The fact that there is almost no conversation in our churches about the war in Iraq or about the role of the United States in combating terrorism is a regrettable sign that our love for each other is not genuine; it’s cautious and guarded. And that’s not love; it’s courtesy, and there is a vast difference between those two things. Courtesy is meant to control a situation; to make certain that nothing gets out of hand. Love is not love if it seeks to control someone else.
Loving each other with mutual affection means that I am called to know who you are, to understand why you think the way you do, to honor the things that have formed you, to respect your experiences. Loving each other with mutual affection is not about getting our point across; it’s about opening my life to you and being ready for you to open your life to me. Loving each other with mutual affection is not about winning an argument or defending my point of view; it’s about bringing the fullness of who I am to our conversation, meeting the fullness of who you are, and seeing what God will do with us.
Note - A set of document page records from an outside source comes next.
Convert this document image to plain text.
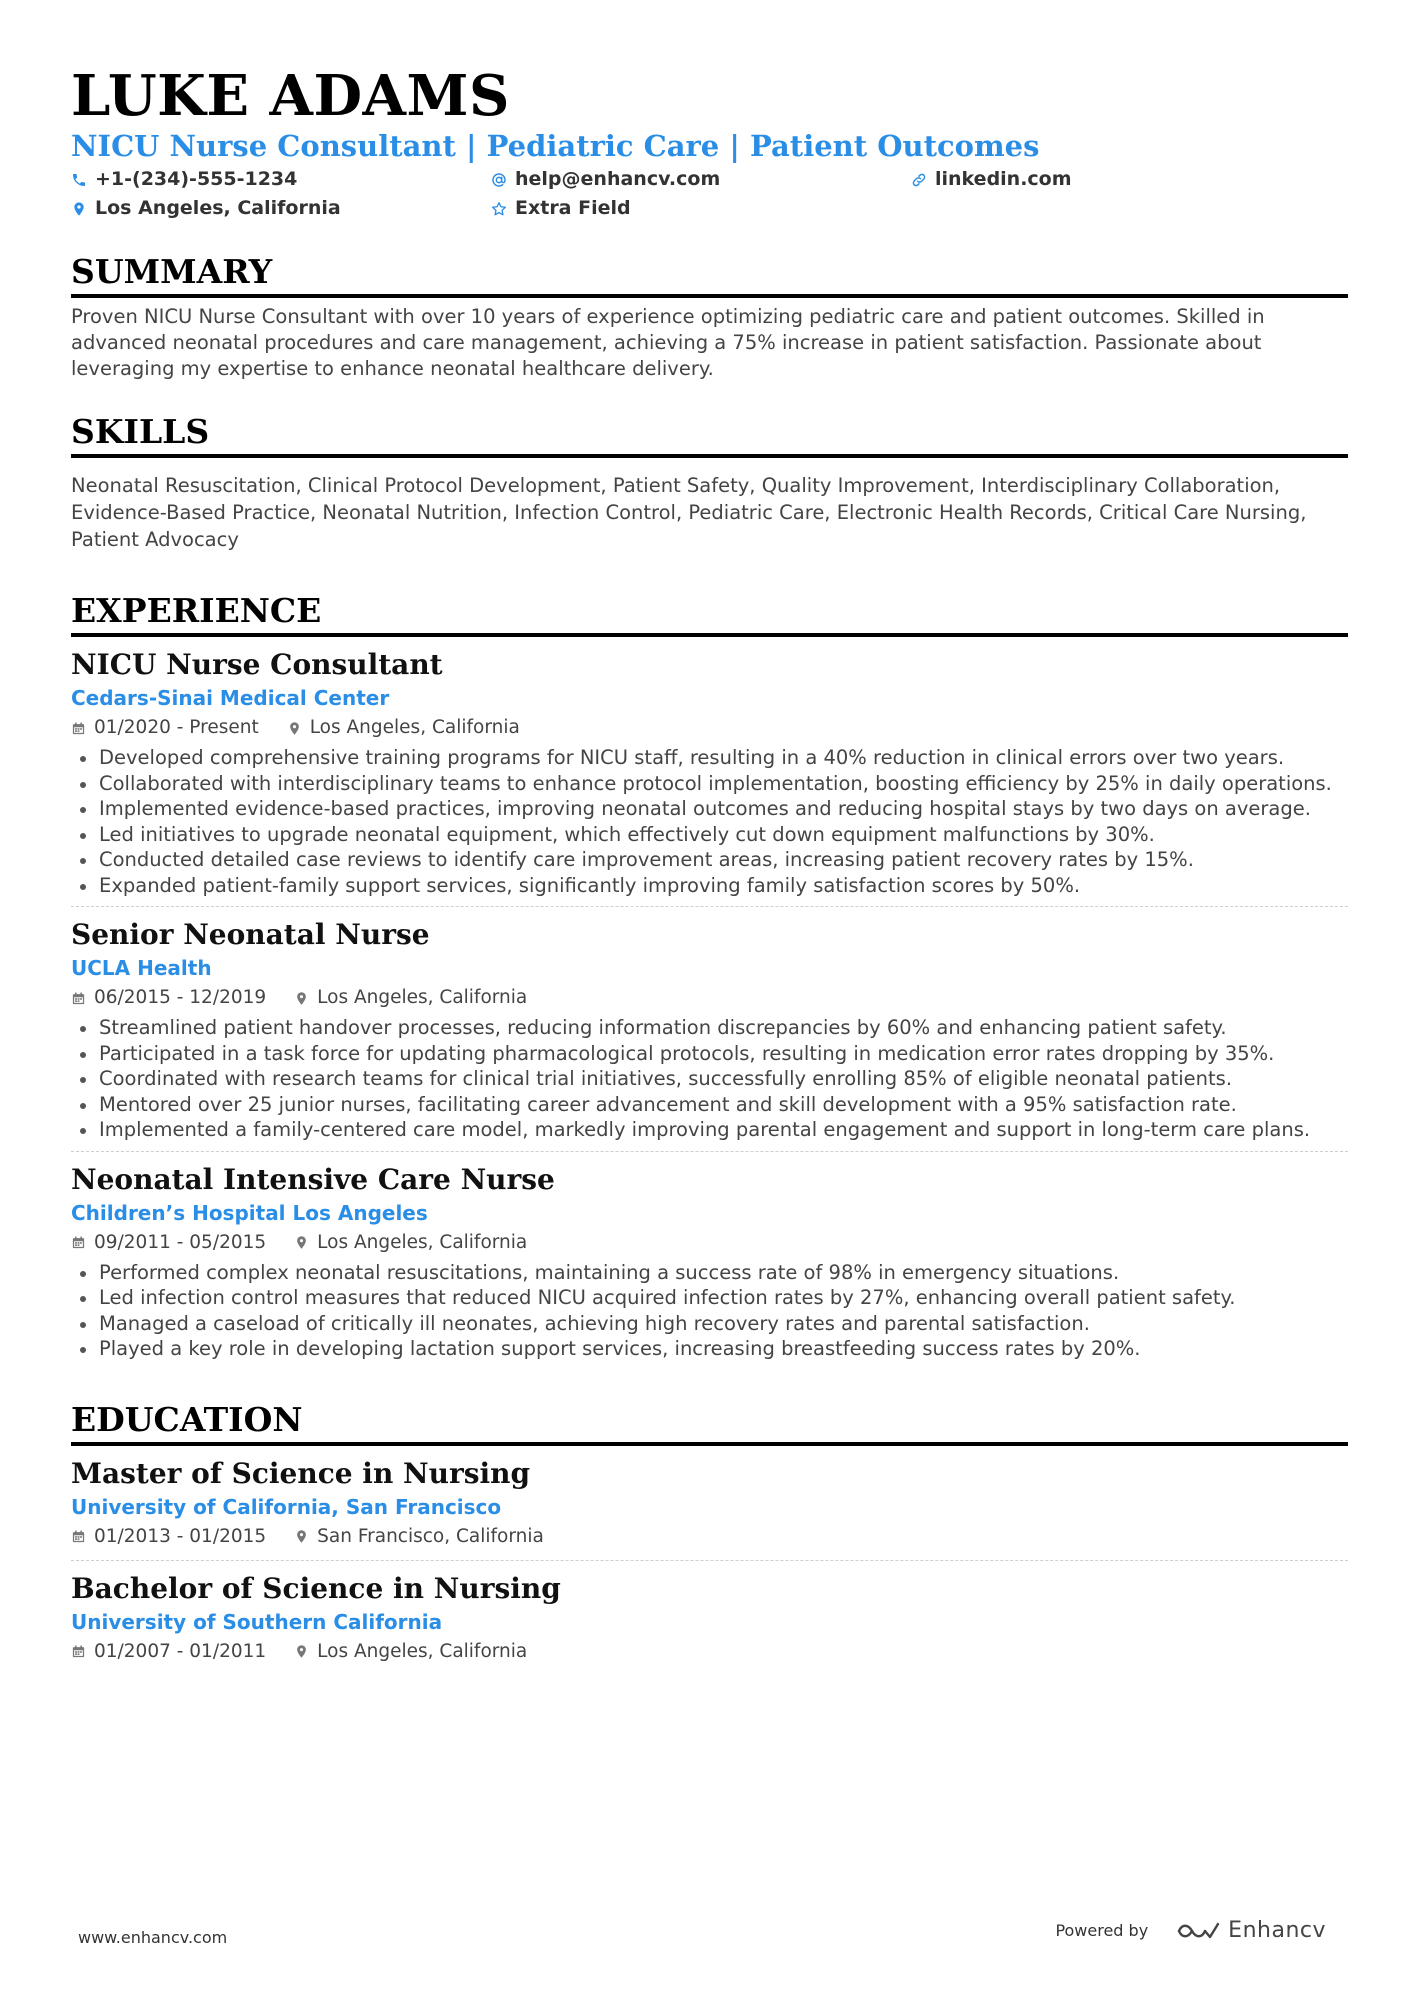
LUKE ADAMS
NICU Nurse Consultant | Pediatric Care | Patient Outcomes
+1-(234)-555-1234	help@enhancv.com	linkedin.com
Los Angeles, California	Extra Field
SUMMARY
Proven NICU Nurse Consultant with over 10 years of experience optimizing pediatric care and patient outcomes. Skilled in advanced neonatal procedures and care management, achieving a 75% increase in patient satisfaction. Passionate about leveraging my expertise to enhance neonatal healthcare delivery.
SKILLS
Neonatal Resuscitation, Clinical Protocol Development, Patient Safety, Quality Improvement, Interdisciplinary Collaboration, Evidence-Based Practice, Neonatal Nutrition, Infection Control, Pediatric Care, Electronic Health Records, Critical Care Nursing, Patient Advocacy
EXPERIENCE
NICU Nurse Consultant
Cedars-Sinai Medical Center
01/2020 - Present	Los Angeles, California
Developed comprehensive training programs for NICU staff, resulting in a 40% reduction in clinical errors over two years.
Collaborated with interdisciplinary teams to enhance protocol implementation, boosting efficiency by 25% in daily operations.
Implemented evidence-based practices, improving neonatal outcomes and reducing hospital stays by two days on average.
Led initiatives to upgrade neonatal equipment, which effectively cut down equipment malfunctions by 30%.
Conducted detailed case reviews to identify care improvement areas, increasing patient recovery rates by 15%.
Expanded patient-family support services, significantly improving family satisfaction scores by 50%.
Senior Neonatal Nurse
UCLA Health
06/2015 - 12/2019	Los Angeles, California
Streamlined patient handover processes, reducing information discrepancies by 60% and enhancing patient safety.
Participated in a task force for updating pharmacological protocols, resulting in medication error rates dropping by 35%.
Coordinated with research teams for clinical trial initiatives, successfully enrolling 85% of eligible neonatal patients.
Mentored over 25 junior nurses, facilitating career advancement and skill development with a 95% satisfaction rate.
Implemented a family-centered care model, markedly improving parental engagement and support in long-term care plans.
Neonatal Intensive Care Nurse
Children’s Hospital Los Angeles
09/2011 - 05/2015	Los Angeles, California
Performed complex neonatal resuscitations, maintaining a success rate of 98% in emergency situations.
Led infection control measures that reduced NICU acquired infection rates by 27%, enhancing overall patient safety.
Managed a caseload of critically ill neonates, achieving high recovery rates and parental satisfaction.
Played a key role in developing lactation support services, increasing breastfeeding success rates by 20%.
EDUCATION
Master of Science in Nursing
University of California, San Francisco
01/2013 - 01/2015	San Francisco, California
Bachelor of Science in Nursing
University of Southern California
01/2007 - 01/2011	Los Angeles, California
www.enhancv.com	Powered by	Enhancv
When the conversation was drawing to a close on Tuesday, I said to the group, “I wonder if the only way conversation like this is possible is if we eat together.” I was perfectly serious. When we eat together, we acknowledge our humanness. We’re all hungry. We can’t live without eating, and we are all dependent on God for the food we eat.
Jesus knew that something is possible while we eat together that may not be possible at other times. That’s why so much of his teaching came in and around meals. It’s why when his life was coming to a close, he chose a meal to give the most incredible indication of how to live together. He said, “When you eat, remember me.”
We will eat together today. It will be a sign of our oneness. We’re all hungry. We’re all desperately hungry for the love that only Jesus can teach us. But isn’t it possible that we can take the blessing of this meal to other meals; meals that are not eaten at an altar rail? Isn’t it possible that the blessing we receive at the meal here today can give us the strength to be people whose love is genuine? Isn’t it possible that a meal of meat loaf and potatoes in someone’s home could be the place in which we finally feel safe enough to address our differences, and in addressing them, find that God is there sighing with joy that we’ve finally realized that we’re in this adventure called life together?